Kaiser employees in San Diego prepare to strike
UPDATE (9:09 AM): Kaiser employees across California have begun the three-day strike Wednesday morning.
SAN DIEGO, Calif. (NBC, KYMA/KECY) - Thousands of San Diego Kaiser employees are preparing to strike Wednesday morning.
Kaiser hospital employees loading bags and boxes of union shirts and pickets signs, as they prepare to start their three-day strike Wednesday morning.
"We need Kaiser executives to recognize that they've got a crisis on hand and that we need to staff these facilities to care for these patients," said Michael Ramey, President of OPEIU Local 30 Union.
In his 27 years as a San Diego ultrasound tech, and as the current union president, Ramey says staffing issues, exacerbated by a pandemic exodus, is leading to patient care concerns.
"They'll say to me, it took me this long to get this appointment, and then I have to tell them it's going to take this much longer for that patient to get the results from that appointment.
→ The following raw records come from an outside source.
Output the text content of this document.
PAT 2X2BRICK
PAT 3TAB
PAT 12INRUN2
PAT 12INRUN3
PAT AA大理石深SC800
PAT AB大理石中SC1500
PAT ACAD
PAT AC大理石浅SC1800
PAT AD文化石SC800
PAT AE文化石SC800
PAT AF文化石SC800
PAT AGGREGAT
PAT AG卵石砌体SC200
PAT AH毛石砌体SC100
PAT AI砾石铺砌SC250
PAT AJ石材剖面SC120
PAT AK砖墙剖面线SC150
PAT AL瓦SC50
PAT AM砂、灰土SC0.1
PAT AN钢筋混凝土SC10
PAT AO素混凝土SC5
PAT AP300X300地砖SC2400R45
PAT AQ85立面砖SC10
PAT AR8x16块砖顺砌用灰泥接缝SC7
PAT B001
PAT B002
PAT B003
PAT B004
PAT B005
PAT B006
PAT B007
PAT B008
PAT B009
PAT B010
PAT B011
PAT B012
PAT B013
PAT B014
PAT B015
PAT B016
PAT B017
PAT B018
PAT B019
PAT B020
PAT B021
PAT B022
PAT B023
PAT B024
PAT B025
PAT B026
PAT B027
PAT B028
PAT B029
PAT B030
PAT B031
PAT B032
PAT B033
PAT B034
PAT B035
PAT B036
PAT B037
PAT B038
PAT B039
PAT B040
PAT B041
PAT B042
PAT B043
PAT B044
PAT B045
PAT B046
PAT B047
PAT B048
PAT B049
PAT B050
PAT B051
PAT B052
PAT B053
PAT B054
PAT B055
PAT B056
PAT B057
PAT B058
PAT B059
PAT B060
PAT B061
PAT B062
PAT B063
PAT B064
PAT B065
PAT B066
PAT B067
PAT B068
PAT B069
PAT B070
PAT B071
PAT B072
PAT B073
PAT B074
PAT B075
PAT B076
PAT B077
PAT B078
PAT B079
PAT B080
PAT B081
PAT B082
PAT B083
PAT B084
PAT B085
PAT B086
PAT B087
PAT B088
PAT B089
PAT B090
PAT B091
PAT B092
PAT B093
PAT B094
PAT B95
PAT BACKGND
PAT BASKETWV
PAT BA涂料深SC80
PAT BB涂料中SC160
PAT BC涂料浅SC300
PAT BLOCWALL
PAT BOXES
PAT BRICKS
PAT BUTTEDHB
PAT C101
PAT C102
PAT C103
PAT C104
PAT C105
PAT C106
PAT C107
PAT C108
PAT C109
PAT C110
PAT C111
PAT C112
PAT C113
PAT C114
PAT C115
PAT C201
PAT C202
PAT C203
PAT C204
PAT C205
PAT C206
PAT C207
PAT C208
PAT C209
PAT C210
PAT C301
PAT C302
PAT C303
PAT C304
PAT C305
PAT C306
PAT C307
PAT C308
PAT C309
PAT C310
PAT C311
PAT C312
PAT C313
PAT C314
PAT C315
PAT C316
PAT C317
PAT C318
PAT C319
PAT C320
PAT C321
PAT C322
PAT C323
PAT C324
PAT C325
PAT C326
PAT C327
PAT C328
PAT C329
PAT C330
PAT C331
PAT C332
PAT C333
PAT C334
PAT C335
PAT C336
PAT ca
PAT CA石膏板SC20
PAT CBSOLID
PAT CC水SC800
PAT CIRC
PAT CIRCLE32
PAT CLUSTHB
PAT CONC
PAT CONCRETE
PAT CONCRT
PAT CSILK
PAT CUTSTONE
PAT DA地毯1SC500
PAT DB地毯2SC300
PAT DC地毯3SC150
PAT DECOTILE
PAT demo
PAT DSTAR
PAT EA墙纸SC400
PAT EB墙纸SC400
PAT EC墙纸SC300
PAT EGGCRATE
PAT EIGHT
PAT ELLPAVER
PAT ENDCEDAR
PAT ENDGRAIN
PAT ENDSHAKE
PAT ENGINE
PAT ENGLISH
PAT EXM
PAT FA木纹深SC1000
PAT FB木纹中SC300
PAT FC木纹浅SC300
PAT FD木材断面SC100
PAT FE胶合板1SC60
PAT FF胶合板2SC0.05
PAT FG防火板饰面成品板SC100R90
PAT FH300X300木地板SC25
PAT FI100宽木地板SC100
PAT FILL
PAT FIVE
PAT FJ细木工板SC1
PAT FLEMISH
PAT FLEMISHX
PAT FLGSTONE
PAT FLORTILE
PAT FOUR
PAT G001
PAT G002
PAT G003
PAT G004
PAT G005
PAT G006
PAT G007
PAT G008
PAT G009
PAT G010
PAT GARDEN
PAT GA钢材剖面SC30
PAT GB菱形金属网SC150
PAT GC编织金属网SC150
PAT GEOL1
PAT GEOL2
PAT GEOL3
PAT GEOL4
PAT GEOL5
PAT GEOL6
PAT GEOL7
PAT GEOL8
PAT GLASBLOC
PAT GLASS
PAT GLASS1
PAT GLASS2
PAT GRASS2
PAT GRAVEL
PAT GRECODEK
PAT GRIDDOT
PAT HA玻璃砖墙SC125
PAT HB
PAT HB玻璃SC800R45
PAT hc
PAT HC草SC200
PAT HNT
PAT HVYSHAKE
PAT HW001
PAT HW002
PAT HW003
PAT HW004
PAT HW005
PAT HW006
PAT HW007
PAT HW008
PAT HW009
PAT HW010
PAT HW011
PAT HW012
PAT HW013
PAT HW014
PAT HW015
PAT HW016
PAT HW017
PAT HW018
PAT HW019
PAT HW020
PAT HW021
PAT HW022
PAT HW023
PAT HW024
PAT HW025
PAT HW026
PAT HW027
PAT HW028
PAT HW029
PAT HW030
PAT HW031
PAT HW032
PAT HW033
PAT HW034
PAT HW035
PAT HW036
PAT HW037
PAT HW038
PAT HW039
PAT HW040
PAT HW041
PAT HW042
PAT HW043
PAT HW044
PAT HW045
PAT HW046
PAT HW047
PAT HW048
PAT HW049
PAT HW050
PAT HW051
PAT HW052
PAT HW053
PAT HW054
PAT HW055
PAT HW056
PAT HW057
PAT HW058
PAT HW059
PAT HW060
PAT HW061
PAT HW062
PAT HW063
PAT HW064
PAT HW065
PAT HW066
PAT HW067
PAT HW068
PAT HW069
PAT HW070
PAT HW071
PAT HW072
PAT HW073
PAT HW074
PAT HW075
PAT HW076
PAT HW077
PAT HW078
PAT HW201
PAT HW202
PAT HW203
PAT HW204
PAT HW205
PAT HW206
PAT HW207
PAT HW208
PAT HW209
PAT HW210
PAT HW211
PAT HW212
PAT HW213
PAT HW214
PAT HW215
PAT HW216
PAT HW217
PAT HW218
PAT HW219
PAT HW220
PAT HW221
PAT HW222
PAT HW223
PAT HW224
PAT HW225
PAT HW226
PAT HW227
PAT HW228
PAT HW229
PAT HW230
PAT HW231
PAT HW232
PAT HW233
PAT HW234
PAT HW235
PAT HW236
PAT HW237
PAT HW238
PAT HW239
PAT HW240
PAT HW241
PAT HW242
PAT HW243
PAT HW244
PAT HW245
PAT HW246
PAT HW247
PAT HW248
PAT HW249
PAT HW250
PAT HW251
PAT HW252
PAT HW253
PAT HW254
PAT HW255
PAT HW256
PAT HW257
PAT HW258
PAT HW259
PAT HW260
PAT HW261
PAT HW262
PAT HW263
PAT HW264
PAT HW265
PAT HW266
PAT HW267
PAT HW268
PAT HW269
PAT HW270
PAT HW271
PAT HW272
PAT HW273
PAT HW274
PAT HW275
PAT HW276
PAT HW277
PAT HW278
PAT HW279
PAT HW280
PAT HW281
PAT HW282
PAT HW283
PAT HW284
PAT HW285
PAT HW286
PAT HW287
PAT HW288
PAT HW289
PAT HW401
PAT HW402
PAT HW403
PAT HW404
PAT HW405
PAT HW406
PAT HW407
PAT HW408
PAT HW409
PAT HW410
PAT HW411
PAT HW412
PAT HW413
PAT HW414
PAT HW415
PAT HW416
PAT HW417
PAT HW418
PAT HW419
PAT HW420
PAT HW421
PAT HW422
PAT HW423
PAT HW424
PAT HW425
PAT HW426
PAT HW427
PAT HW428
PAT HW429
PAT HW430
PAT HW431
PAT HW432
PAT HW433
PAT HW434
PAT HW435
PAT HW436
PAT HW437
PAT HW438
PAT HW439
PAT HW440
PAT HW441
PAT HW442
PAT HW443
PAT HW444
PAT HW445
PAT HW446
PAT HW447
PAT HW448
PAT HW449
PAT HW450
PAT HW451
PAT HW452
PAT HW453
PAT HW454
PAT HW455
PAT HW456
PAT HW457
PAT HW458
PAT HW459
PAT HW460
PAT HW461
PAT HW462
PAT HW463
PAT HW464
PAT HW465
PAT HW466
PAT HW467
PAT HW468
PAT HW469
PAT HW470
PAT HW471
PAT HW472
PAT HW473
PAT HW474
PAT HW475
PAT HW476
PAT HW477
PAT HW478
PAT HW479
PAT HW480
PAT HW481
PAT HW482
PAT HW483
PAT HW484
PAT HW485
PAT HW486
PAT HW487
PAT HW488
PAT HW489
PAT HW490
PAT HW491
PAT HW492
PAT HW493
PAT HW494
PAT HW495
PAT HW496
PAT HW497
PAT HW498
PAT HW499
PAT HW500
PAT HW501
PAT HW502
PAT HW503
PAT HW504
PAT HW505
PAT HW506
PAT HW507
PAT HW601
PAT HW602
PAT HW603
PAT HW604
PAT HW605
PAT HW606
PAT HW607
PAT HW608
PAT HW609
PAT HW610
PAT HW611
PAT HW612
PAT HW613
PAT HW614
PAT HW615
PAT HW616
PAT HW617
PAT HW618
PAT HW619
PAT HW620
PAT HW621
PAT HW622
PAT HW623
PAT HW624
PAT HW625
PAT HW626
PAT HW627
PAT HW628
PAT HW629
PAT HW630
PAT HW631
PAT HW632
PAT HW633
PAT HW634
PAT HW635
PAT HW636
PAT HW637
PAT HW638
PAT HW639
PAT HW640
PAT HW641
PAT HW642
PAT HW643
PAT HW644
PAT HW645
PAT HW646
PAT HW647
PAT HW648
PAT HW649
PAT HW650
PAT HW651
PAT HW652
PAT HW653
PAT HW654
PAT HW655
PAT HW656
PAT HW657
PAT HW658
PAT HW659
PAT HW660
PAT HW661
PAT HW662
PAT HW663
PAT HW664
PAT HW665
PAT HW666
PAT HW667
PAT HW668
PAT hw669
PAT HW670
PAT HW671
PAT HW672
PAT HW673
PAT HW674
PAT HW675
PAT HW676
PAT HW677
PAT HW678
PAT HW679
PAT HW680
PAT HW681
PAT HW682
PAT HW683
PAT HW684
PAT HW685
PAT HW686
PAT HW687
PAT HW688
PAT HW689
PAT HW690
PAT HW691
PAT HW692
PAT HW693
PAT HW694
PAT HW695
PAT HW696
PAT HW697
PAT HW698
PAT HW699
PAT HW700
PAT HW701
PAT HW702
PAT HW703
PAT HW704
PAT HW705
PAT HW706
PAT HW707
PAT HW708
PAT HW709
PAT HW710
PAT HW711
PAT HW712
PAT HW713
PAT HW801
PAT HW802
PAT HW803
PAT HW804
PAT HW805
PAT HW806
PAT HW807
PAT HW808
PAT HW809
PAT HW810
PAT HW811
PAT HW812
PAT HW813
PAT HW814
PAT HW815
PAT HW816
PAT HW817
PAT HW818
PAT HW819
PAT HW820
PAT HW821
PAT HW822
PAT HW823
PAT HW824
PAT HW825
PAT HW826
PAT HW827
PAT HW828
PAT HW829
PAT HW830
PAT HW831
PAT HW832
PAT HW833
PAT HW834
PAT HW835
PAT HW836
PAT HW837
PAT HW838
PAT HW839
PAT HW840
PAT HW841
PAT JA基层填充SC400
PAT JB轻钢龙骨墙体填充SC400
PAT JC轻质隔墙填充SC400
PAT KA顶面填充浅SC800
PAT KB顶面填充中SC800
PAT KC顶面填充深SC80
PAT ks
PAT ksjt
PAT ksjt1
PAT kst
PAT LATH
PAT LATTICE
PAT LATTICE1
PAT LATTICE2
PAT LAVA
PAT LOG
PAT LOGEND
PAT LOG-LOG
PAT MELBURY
And then if there's anything that needs to be done based on those results, the patient's going to wait that much longer for the care that they need," Ramey explained.
Premier employees = Premier pay employer
Kaiser said it's hired 22,000 people so far this year. They also said more than 98,000 of those hires are union represented jobs, putting them on track to meet Kaiser's and the unions' agreed upon goal of 10,000 union hires by this month, ahead of their end of the year goal.
Kaiser is also offering across the board salary increases of 12.5-to-16% over four years, as well as raising minimum wage for California employees to $23.00 an hour, though that still falls short of the national average of $33.00 for health services workers, according to the Bureau of Labor and Statistics.
"In order for us to be the premier employee, we have to have a premier pay employer as well," said Ezekiel Diaz, a Kaiser employee.
"We're seeing our coworkers be burned out. We're seeing the patient workload be excessive," Ramey further added.
High quality care
They say not only to improve their working conditions, but to ensure high quality care.
"We want to make sure that patient care over profit, it's what what's being put out there," Diaz shared.
"Some people will say, 'Well, how can you be out here picketing when there's a patient up there in that hospital room that need your attention or your care?' And the thing is that patient hasn't been receiving the attention and care that they've deserved for years," Ramey expressed.